Ia juga tidak sependapat jika pemerintah saat ini diminta untuk
meminta maaf terkait peristiwa 1965. Hal itu, menurut dia, tidak relevan
lantaran rezim pemerintahan yang salah telah tumbang. "Kan pemerintah
yang salah sudah jatuh, sudah direformasi karena banyak kesalahan
termasuk kesalahan yang itu juga, menurut saya tidak perlu," kata dia.
Sebelumnya, dokumen yang sudah bersifat "tidak rahasia" itu diunggah
di laman khusus NSA dari The George Washington University yang berisi
pesan-pesan telegram dari Kantor Kedutaan AS di Jakarta pada saat itu.
Di laman tersebut, terdapat unggahan sebanyak 39 dokumen telegram
yang menunjukkan pesan dari para diplomat Amerika Serikat di Jakarta.

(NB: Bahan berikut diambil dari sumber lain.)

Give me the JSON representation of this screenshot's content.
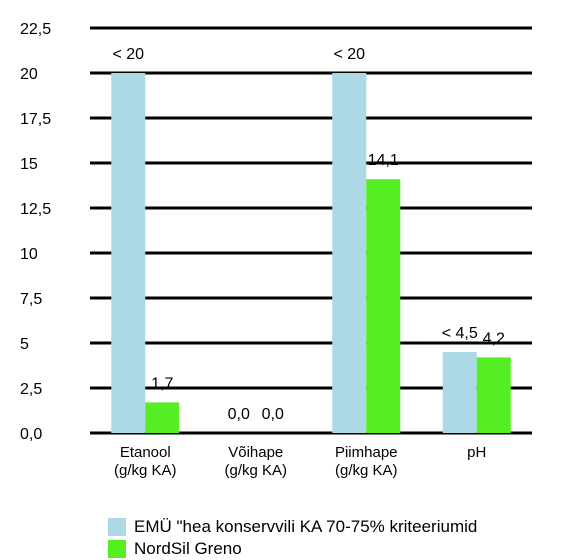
{
  "chart_data": {
    "type": "bar",
    "categories": [
      [
        "Etanool",
        "(g/kg KA)"
      ],
      [
        "Võihape",
        "(g/kg KA)"
      ],
      [
        "Piimhape",
        "(g/kg KA)"
      ],
      [
        "pH",
        ""
      ]
    ],
    "series": [
      {
        "name": "EMÜ \"hea konservvili KA 70-75% kriteeriumid",
        "color": "#add8e6",
        "values": [
          20,
          0,
          20,
          4.5
        ],
        "labels": [
          "<  20",
          "0,0",
          "<  20",
          "<  4,5"
        ]
      },
      {
        "name": " NordSil Greno",
        "color": "#55ee22",
        "values": [
          1.7,
          0,
          14.1,
          4.2
        ],
        "labels": [
          "1,7",
          "0,0",
          "14,1",
          "4,2"
        ]
      }
    ],
    "y_ticks": [
      {
        "value": 0,
        "label": "0,0"
      },
      {
        "value": 2.5,
        "label": "2,5"
      },
      {
        "value": 5,
        "label": "5"
      },
      {
        "value": 7.5,
        "label": "7,5"
      },
      {
        "value": 10,
        "label": "10"
      },
      {
        "value": 12.5,
        "label": "12,5"
      },
      {
        "value": 15,
        "label": "15"
      },
      {
        "value": 17.5,
        "label": "17,5"
      },
      {
        "value": 20,
        "label": "20"
      },
      {
        "value": 22.5,
        "label": "22,5"
      }
    ],
    "ylim": [
      0,
      22.5
    ],
    "grid": true,
    "legend_position": "bottom"
  }
}
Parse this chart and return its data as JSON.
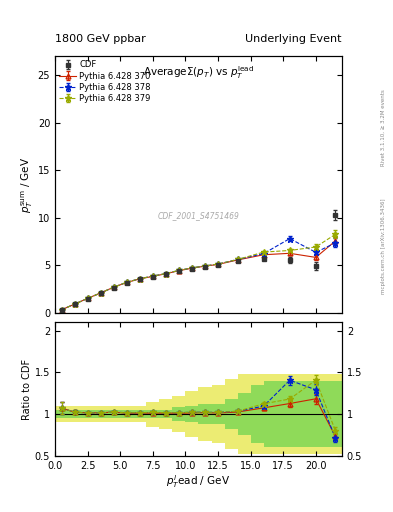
{
  "title_left": "1800 GeV ppbar",
  "title_right": "Underlying Event",
  "plot_title": "AverageΣ(p_{T}) vs p_{T}^{lead}",
  "watermark": "CDF_2001_S4751469",
  "right_label_top": "Rivet 3.1.10, ≥ 3.2M events",
  "right_label_bot": "mcplots.cern.ch [arXiv:1306.3436]",
  "cdf_x": [
    0.5,
    1.5,
    2.5,
    3.5,
    4.5,
    5.5,
    6.5,
    7.5,
    8.5,
    9.5,
    10.5,
    11.5,
    12.5,
    14.0,
    16.0,
    18.0,
    20.0,
    21.5
  ],
  "cdf_y": [
    0.28,
    0.88,
    1.48,
    2.05,
    2.62,
    3.15,
    3.52,
    3.78,
    4.05,
    4.38,
    4.62,
    4.82,
    5.02,
    5.42,
    5.68,
    5.55,
    4.92,
    10.3
  ],
  "cdf_yerr": [
    0.04,
    0.04,
    0.04,
    0.04,
    0.04,
    0.04,
    0.04,
    0.04,
    0.04,
    0.04,
    0.07,
    0.07,
    0.07,
    0.12,
    0.18,
    0.3,
    0.38,
    0.55
  ],
  "py370_x": [
    0.5,
    1.5,
    2.5,
    3.5,
    4.5,
    5.5,
    6.5,
    7.5,
    8.5,
    9.5,
    10.5,
    11.5,
    12.5,
    14.0,
    16.0,
    18.0,
    20.0,
    21.5
  ],
  "py370_y": [
    0.3,
    0.9,
    1.5,
    2.08,
    2.68,
    3.18,
    3.56,
    3.82,
    4.1,
    4.42,
    4.68,
    4.9,
    5.08,
    5.55,
    6.1,
    6.25,
    5.82,
    7.55
  ],
  "py370_yerr": [
    0.02,
    0.02,
    0.02,
    0.02,
    0.02,
    0.02,
    0.02,
    0.02,
    0.02,
    0.02,
    0.04,
    0.04,
    0.04,
    0.08,
    0.12,
    0.22,
    0.28,
    0.4
  ],
  "py378_x": [
    0.5,
    1.5,
    2.5,
    3.5,
    4.5,
    5.5,
    6.5,
    7.5,
    8.5,
    9.5,
    10.5,
    11.5,
    12.5,
    14.0,
    16.0,
    18.0,
    20.0,
    21.5
  ],
  "py378_y": [
    0.3,
    0.9,
    1.5,
    2.08,
    2.68,
    3.2,
    3.58,
    3.85,
    4.12,
    4.45,
    4.72,
    4.92,
    5.12,
    5.6,
    6.22,
    7.8,
    6.35,
    7.35
  ],
  "py378_yerr": [
    0.02,
    0.02,
    0.02,
    0.02,
    0.02,
    0.02,
    0.02,
    0.02,
    0.02,
    0.02,
    0.04,
    0.04,
    0.04,
    0.08,
    0.12,
    0.3,
    0.32,
    0.48
  ],
  "py379_x": [
    0.5,
    1.5,
    2.5,
    3.5,
    4.5,
    5.5,
    6.5,
    7.5,
    8.5,
    9.5,
    10.5,
    11.5,
    12.5,
    14.0,
    16.0,
    18.0,
    20.0,
    21.5
  ],
  "py379_y": [
    0.3,
    0.9,
    1.5,
    2.08,
    2.68,
    3.2,
    3.58,
    3.85,
    4.12,
    4.45,
    4.72,
    4.92,
    5.12,
    5.6,
    6.38,
    6.55,
    6.92,
    8.25
  ],
  "py379_yerr": [
    0.02,
    0.02,
    0.02,
    0.02,
    0.02,
    0.02,
    0.02,
    0.02,
    0.02,
    0.02,
    0.04,
    0.04,
    0.04,
    0.08,
    0.12,
    0.2,
    0.28,
    0.42
  ],
  "band_x_edges": [
    0,
    1,
    2,
    3,
    4,
    5,
    6,
    7,
    8,
    9,
    10,
    11,
    12,
    13,
    14,
    15,
    16,
    17,
    18,
    19,
    20,
    21,
    22
  ],
  "band_green_lo": [
    0.95,
    0.95,
    0.95,
    0.95,
    0.95,
    0.95,
    0.95,
    0.95,
    0.95,
    0.92,
    0.9,
    0.88,
    0.88,
    0.82,
    0.75,
    0.65,
    0.6,
    0.6,
    0.6,
    0.6,
    0.6,
    0.6
  ],
  "band_green_hi": [
    1.05,
    1.05,
    1.05,
    1.05,
    1.05,
    1.05,
    1.05,
    1.05,
    1.05,
    1.08,
    1.1,
    1.12,
    1.12,
    1.18,
    1.25,
    1.35,
    1.4,
    1.4,
    1.4,
    1.4,
    1.4,
    1.4
  ],
  "band_yellow_lo": [
    0.9,
    0.9,
    0.9,
    0.9,
    0.9,
    0.9,
    0.9,
    0.85,
    0.82,
    0.78,
    0.72,
    0.68,
    0.65,
    0.58,
    0.52,
    0.52,
    0.52,
    0.52,
    0.52,
    0.52,
    0.52,
    0.52
  ],
  "band_yellow_hi": [
    1.1,
    1.1,
    1.1,
    1.1,
    1.1,
    1.1,
    1.1,
    1.15,
    1.18,
    1.22,
    1.28,
    1.32,
    1.35,
    1.42,
    1.48,
    1.48,
    1.48,
    1.48,
    1.48,
    1.48,
    1.48,
    1.48
  ],
  "ylim_main": [
    0,
    27
  ],
  "ylim_ratio": [
    0.5,
    2.1
  ],
  "xlim": [
    0,
    22
  ],
  "yticks_main": [
    0,
    5,
    10,
    15,
    20,
    25
  ],
  "yticks_ratio": [
    0.5,
    1.0,
    1.5,
    2.0
  ],
  "color_cdf": "#333333",
  "color_370": "#cc2200",
  "color_378": "#0022cc",
  "color_379": "#99aa00",
  "color_green": "#44cc44",
  "color_yellow": "#dddd00"
}
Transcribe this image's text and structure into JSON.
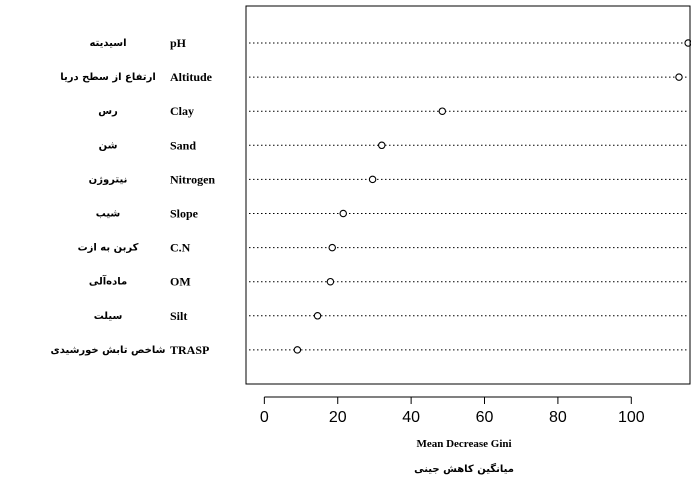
{
  "chart_data": {
    "type": "scatter",
    "variant": "dotchart",
    "xlabel": "Mean Decrease Gini",
    "xlabel_fa": "میانگین کاهش جینی",
    "xlim": [
      -5,
      116
    ],
    "xticks": [
      0,
      20,
      40,
      60,
      80,
      100
    ],
    "grid": false,
    "legend": "none",
    "colors": {
      "line": "#000000",
      "point_fill": "#ffffff"
    },
    "variables": [
      {
        "name": "pH",
        "name_fa": "اسیدیته",
        "value": 115.5
      },
      {
        "name": "Altitude",
        "name_fa": "ارتفاع از سطح دریا",
        "value": 113.0
      },
      {
        "name": "Clay",
        "name_fa": "رس",
        "value": 48.5
      },
      {
        "name": "Sand",
        "name_fa": "شن",
        "value": 32.0
      },
      {
        "name": "Nitrogen",
        "name_fa": "نیتروژن",
        "value": 29.5
      },
      {
        "name": "Slope",
        "name_fa": "شیب",
        "value": 21.5
      },
      {
        "name": "C.N",
        "name_fa": "کربن به ازت",
        "value": 18.5
      },
      {
        "name": "OM",
        "name_fa": "ماده‌آلی",
        "value": 18.0
      },
      {
        "name": "Silt",
        "name_fa": "سیلت",
        "value": 14.5
      },
      {
        "name": "TRASP",
        "name_fa": "شاخص تابش خورشیدی",
        "value": 9.0
      }
    ]
  }
}
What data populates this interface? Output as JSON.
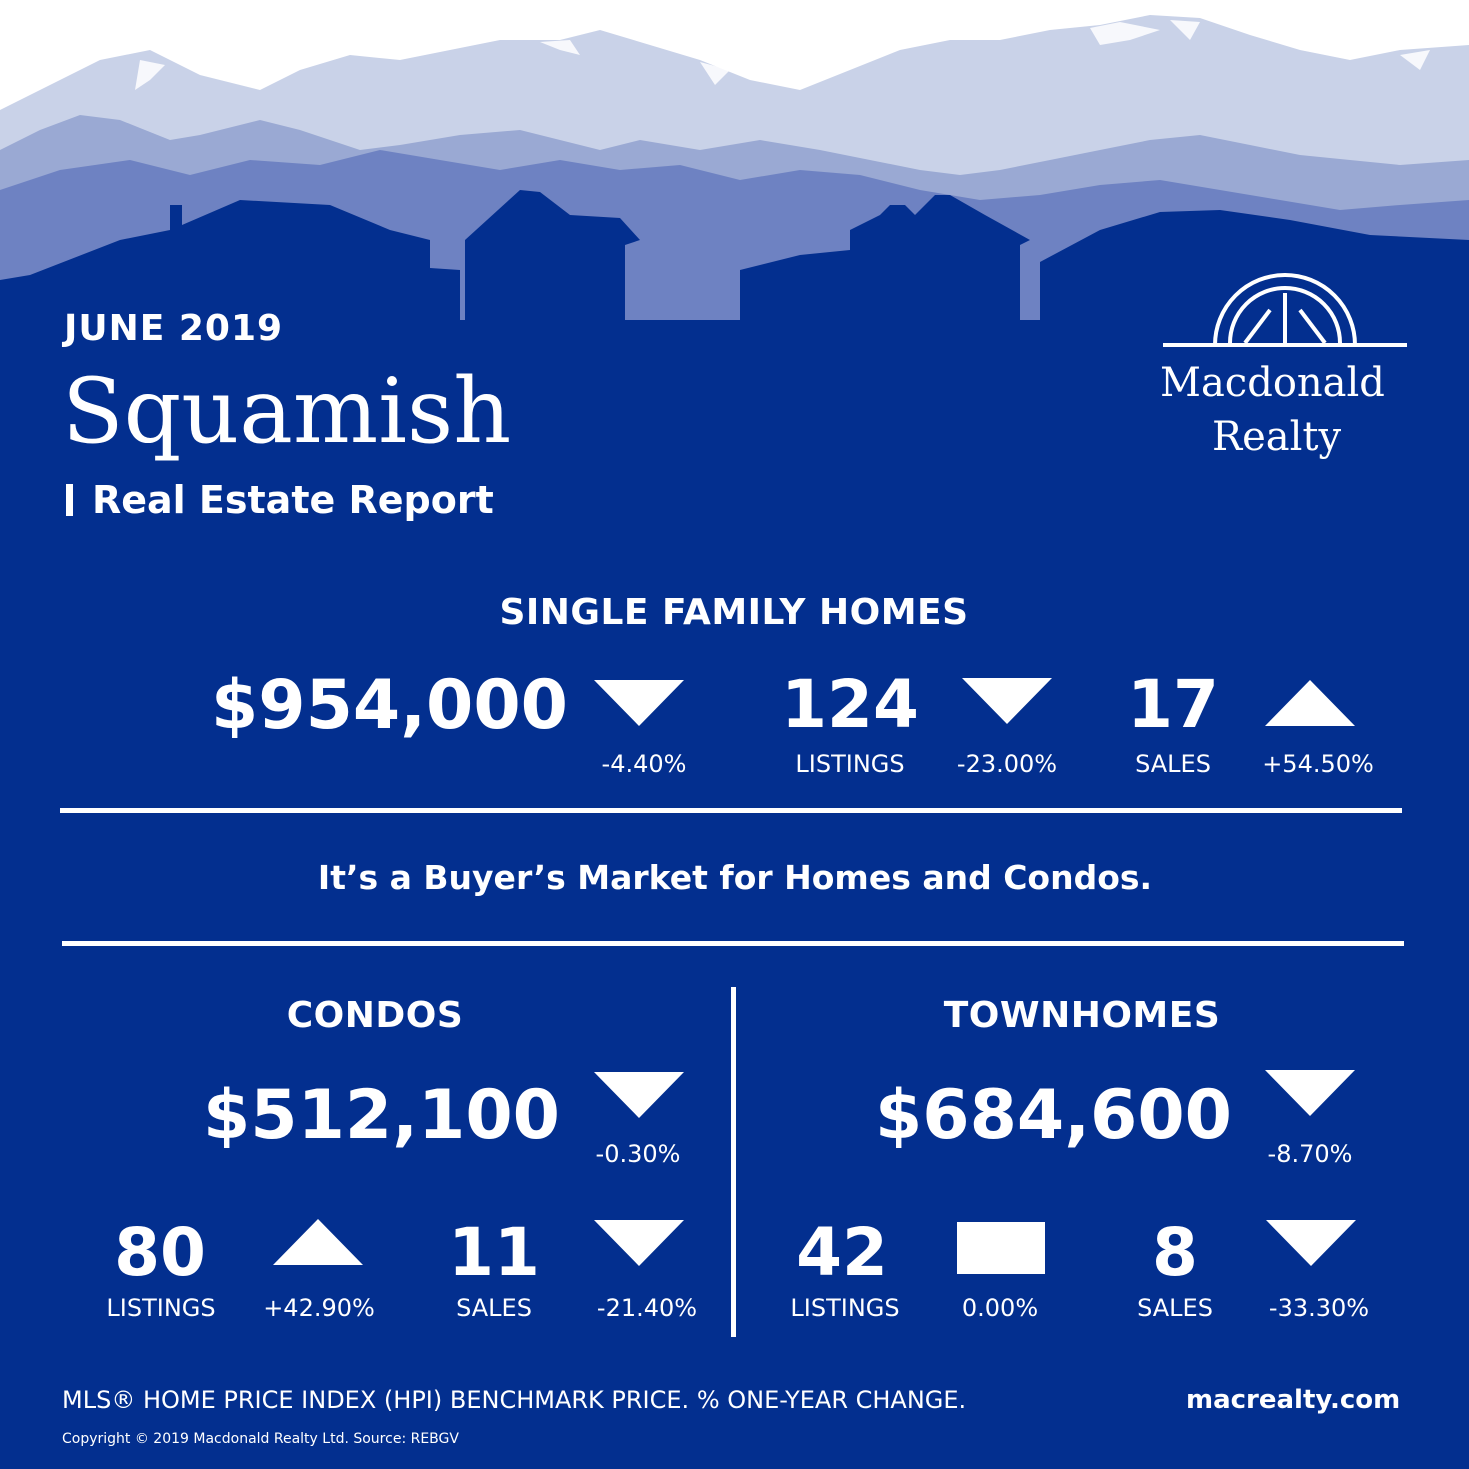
{
  "header": {
    "date": "JUNE 2019",
    "city": "Squamish",
    "subtitle": "Real Estate Report"
  },
  "brand": {
    "line1": "Macdonald",
    "line2": "Realty",
    "logo_icon": "arched-window-logo-icon"
  },
  "colors": {
    "background": "#032f8f",
    "text": "#ffffff",
    "mountain_back": "#c9d2e8",
    "mountain_mid": "#9aa9d3",
    "mountain_front": "#6e82c2"
  },
  "single_family": {
    "heading": "SINGLE FAMILY HOMES",
    "price": "$954,000",
    "price_change": "-4.40%",
    "price_trend": "down",
    "listings": "124",
    "listings_label": "LISTINGS",
    "listings_change": "-23.00%",
    "listings_trend": "down",
    "sales": "17",
    "sales_label": "SALES",
    "sales_change": "+54.50%",
    "sales_trend": "up"
  },
  "tagline": "It’s a Buyer’s Market for Homes and Condos.",
  "condos": {
    "heading": "CONDOS",
    "price": "$512,100",
    "price_change": "-0.30%",
    "price_trend": "down",
    "listings": "80",
    "listings_label": "LISTINGS",
    "listings_change": "+42.90%",
    "listings_trend": "up",
    "sales": "11",
    "sales_label": "SALES",
    "sales_change": "-21.40%",
    "sales_trend": "down"
  },
  "townhomes": {
    "heading": "TOWNHOMES",
    "price": "$684,600",
    "price_change": "-8.70%",
    "price_trend": "down",
    "listings": "42",
    "listings_label": "LISTINGS",
    "listings_change": "0.00%",
    "listings_trend": "flat",
    "sales": "8",
    "sales_label": "SALES",
    "sales_change": "-33.30%",
    "sales_trend": "down"
  },
  "footer": {
    "note": "MLS® HOME PRICE INDEX (HPI) BENCHMARK PRICE.  % ONE-YEAR CHANGE.",
    "website": "macrealty.com",
    "copyright": "Copyright © 2019 Macdonald Realty Ltd.  Source: REBGV"
  }
}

Pesan itu mencatat, pemimpin kelompok PKI telah dieksekusi disertai
dukungan dari pejabat Amerika Serikat terhadap upaya pasukan Angkatan
Bersenjata Republik Indonesia (ABRI) untuk menghancurkan gerakan buruh
yang tersisa di Indonesia pada saat itu.
Sebanyak 30.000 halaman arsip yang diunggah NSA tersebut merupakan
catatan harian para diplomat Amerika Serikat di Jakarta sejak 1964-1968,
yang telah diklasifikasikan guna menanggapi permintaan pegiat HAM di
Amerika Serikat dan Indonesia akan peristiwa 1965.